Nit: add new line at EOF.

shankare added inline comments.Dec 1 2022, 5:25 AM
llvm/include/llvm/Object/ELFObjectFile.h
568–571

Should this be removed even for MIPS ?

Its better that the caller handle it appropriately.

quic-subhkedi marked 3 inline comments as done.Dec 1 2022, 5:25 AM
quic-subhkedi marked an inline comment as done.
shankare added inline comments.Dec 1 2022, 6:51 AM
llvm/include/llvm/Object/ELFObjectFile.h
555–558

You removed this code, and pls look at the failing builder.

Which version of nm are you using? The arm-none-eabi-nm from the Arm GNU toolchain (at least in my GCC toolchain) strips off the bottom bit of Thumb STT_FUNC like llvm-nm. The x86_64 version does not and prints the value with the bottom bit set. As such I think that llvm-nm for Arm targets should match arm-non-eabi-nm. I guess if there is a way to pass a triple to llvm-nm that is non-Arm then it shouldn't strip the bottom bit.

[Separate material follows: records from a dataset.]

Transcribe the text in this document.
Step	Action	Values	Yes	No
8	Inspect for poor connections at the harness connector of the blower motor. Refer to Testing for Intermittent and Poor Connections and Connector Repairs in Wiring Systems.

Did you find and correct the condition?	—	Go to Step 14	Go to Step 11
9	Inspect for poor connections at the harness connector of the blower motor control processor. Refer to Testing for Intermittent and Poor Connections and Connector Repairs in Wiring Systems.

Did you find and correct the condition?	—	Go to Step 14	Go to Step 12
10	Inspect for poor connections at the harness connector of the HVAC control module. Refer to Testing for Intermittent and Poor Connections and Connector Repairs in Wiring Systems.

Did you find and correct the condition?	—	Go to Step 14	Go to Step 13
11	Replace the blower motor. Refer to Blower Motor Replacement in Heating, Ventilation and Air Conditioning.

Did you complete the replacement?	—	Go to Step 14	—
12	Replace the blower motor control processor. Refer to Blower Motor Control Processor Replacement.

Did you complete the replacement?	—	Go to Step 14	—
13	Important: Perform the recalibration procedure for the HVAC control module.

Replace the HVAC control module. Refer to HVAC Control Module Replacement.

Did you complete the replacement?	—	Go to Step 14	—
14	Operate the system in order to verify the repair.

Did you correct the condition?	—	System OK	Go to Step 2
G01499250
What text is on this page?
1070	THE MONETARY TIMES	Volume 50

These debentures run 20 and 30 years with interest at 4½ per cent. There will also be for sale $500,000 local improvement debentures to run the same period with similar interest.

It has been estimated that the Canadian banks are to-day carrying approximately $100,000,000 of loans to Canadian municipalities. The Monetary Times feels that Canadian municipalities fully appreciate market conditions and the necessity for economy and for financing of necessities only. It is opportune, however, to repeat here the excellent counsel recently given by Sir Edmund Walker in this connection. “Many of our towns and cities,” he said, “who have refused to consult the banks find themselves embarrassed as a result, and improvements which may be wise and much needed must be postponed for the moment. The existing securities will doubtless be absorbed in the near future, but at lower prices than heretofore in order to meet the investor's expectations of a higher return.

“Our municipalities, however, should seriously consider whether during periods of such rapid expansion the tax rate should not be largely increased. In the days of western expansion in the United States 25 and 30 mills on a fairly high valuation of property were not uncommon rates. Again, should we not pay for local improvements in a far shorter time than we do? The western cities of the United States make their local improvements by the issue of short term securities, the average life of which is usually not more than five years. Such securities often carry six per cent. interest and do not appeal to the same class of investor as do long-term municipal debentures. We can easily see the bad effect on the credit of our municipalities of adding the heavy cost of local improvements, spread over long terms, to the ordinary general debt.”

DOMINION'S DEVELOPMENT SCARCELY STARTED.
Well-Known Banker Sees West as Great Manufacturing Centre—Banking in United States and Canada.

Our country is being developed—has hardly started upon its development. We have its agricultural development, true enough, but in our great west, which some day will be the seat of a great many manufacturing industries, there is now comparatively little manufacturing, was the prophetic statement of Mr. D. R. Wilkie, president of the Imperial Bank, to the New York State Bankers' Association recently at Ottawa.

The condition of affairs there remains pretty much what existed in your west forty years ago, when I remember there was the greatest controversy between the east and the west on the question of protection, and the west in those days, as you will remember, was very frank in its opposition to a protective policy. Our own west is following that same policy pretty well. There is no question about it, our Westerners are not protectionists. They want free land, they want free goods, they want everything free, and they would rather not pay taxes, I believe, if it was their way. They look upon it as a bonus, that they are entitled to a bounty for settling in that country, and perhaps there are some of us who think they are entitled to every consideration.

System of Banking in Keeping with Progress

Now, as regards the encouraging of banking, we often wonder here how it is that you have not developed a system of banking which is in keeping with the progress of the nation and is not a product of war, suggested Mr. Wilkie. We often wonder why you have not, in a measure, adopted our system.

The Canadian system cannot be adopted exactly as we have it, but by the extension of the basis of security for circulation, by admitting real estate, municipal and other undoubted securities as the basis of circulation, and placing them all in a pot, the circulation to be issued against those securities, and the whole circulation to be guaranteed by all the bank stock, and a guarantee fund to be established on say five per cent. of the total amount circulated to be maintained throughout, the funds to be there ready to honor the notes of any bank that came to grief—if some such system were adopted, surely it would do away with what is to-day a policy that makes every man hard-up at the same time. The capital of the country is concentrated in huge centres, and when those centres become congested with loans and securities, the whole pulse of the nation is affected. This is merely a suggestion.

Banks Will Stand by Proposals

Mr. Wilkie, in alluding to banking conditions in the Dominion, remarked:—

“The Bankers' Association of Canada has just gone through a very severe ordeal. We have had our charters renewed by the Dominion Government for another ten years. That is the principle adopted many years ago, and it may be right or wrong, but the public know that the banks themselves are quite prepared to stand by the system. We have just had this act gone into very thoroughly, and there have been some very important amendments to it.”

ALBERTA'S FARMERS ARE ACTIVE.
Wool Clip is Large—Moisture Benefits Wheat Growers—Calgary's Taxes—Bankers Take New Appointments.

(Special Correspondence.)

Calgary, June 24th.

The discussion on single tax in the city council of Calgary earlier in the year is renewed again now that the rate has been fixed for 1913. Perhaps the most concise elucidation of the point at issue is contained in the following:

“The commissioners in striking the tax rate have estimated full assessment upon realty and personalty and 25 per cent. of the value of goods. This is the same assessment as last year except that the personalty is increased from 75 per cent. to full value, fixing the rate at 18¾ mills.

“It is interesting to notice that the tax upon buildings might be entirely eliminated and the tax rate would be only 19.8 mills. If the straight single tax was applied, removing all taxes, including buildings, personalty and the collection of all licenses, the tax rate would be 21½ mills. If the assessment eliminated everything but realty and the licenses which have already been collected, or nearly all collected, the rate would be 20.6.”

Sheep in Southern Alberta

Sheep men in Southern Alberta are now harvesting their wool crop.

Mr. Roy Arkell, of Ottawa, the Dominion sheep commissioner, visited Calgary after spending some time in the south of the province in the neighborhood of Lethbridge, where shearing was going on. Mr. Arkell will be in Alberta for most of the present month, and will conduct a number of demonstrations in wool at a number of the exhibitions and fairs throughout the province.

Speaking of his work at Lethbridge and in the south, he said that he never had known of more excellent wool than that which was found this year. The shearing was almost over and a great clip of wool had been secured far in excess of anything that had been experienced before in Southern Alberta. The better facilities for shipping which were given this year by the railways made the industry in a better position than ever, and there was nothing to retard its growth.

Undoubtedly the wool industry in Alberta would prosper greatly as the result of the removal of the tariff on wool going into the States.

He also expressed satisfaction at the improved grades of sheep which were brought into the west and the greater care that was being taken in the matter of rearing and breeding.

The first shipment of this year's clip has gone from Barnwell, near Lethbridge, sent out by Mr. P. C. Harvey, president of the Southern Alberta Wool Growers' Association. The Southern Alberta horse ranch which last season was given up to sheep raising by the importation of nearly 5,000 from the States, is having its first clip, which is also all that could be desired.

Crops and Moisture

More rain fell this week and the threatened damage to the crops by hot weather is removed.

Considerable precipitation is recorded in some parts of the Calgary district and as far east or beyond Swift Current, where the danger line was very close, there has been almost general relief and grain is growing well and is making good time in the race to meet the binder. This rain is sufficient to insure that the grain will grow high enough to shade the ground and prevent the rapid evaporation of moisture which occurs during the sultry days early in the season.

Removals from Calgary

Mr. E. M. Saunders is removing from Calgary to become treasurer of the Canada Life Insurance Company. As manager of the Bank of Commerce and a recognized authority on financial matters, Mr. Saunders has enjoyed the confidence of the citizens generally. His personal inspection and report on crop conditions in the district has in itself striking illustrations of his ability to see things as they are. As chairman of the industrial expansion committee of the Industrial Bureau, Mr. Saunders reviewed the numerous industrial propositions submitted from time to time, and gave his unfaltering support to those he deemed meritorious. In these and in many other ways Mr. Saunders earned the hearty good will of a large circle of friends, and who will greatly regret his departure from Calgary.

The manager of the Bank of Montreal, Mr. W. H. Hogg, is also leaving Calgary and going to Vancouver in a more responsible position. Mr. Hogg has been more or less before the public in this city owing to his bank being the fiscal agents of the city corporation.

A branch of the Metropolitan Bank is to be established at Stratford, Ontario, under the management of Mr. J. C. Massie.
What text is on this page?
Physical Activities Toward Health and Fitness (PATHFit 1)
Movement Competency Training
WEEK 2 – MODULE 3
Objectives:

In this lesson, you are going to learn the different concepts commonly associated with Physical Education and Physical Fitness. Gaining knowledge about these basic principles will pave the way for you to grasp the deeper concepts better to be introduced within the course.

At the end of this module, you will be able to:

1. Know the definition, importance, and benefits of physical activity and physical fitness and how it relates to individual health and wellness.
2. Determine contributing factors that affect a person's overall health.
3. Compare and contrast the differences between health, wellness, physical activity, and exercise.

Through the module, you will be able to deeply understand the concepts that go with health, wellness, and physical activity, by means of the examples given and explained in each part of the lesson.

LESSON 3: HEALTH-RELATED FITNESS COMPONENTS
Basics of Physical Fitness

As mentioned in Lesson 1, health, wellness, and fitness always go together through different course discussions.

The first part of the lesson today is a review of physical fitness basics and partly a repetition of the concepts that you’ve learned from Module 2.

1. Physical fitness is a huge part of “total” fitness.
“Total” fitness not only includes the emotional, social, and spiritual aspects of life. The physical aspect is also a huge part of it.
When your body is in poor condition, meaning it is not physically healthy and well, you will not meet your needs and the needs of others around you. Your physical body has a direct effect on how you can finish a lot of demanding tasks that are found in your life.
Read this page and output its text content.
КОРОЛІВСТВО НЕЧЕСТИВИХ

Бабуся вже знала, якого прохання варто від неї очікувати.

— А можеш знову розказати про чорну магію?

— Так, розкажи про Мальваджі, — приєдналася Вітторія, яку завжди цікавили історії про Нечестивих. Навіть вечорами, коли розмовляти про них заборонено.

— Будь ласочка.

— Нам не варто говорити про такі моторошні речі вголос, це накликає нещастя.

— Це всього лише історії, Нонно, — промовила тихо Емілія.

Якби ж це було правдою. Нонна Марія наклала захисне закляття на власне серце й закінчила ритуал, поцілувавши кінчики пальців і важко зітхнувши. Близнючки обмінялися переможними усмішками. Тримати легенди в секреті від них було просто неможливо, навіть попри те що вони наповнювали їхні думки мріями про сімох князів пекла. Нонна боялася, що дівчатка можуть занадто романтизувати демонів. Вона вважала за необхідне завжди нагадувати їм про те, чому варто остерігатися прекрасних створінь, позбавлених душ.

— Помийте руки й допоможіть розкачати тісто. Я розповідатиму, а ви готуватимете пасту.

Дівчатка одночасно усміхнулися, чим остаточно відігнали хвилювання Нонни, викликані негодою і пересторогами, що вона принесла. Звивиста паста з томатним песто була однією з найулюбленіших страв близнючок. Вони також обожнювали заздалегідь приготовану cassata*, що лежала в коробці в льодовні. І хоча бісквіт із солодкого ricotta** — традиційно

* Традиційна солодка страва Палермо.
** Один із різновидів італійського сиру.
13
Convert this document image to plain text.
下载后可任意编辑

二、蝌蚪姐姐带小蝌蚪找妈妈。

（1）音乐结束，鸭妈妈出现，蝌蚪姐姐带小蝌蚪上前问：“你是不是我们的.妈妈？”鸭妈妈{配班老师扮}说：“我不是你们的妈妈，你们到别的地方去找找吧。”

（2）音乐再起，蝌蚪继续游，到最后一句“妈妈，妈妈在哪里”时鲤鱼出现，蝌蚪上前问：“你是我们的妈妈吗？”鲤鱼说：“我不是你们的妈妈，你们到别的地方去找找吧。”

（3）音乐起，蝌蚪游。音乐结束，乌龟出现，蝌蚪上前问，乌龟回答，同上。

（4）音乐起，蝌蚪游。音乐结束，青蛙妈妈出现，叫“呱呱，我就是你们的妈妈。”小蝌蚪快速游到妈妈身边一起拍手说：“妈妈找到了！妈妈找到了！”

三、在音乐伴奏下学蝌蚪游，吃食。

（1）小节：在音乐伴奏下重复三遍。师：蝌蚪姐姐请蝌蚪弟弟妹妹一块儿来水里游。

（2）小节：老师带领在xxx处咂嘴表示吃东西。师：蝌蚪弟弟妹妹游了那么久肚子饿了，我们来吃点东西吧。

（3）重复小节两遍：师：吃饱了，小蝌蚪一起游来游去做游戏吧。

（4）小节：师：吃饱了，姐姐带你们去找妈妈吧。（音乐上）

The ABI has a section on symbol values https://github.com/ARM-software/abi-aa/blob/main/aaelf32/aaelf32.rst#553symbol-values

In addition to the normal rules for symbol values the following rules shall also apply to symbols of type STT_FUNC:

* If the symbol addresses an Arm instruction, its value is the address of the instruction (in a relocatable object, the offset of the instruction from the start of the section containing it).
* If the symbol addresses a Thumb instruction, its value is the address of the instruction with bit zero set (in a relocatable object, the section offset with bit zero set). For the purposes of relocation the value used shall be the address of the instruction (st_value & ~1).

Note

This allows a linker to distinguish Arm and Thumb code symbols without having to refer to the map. An Arm symbol will always have an even value, while a Thumb symbol will always have an odd value. However, a linker should strip the discriminating bit from the value before using it for relocation.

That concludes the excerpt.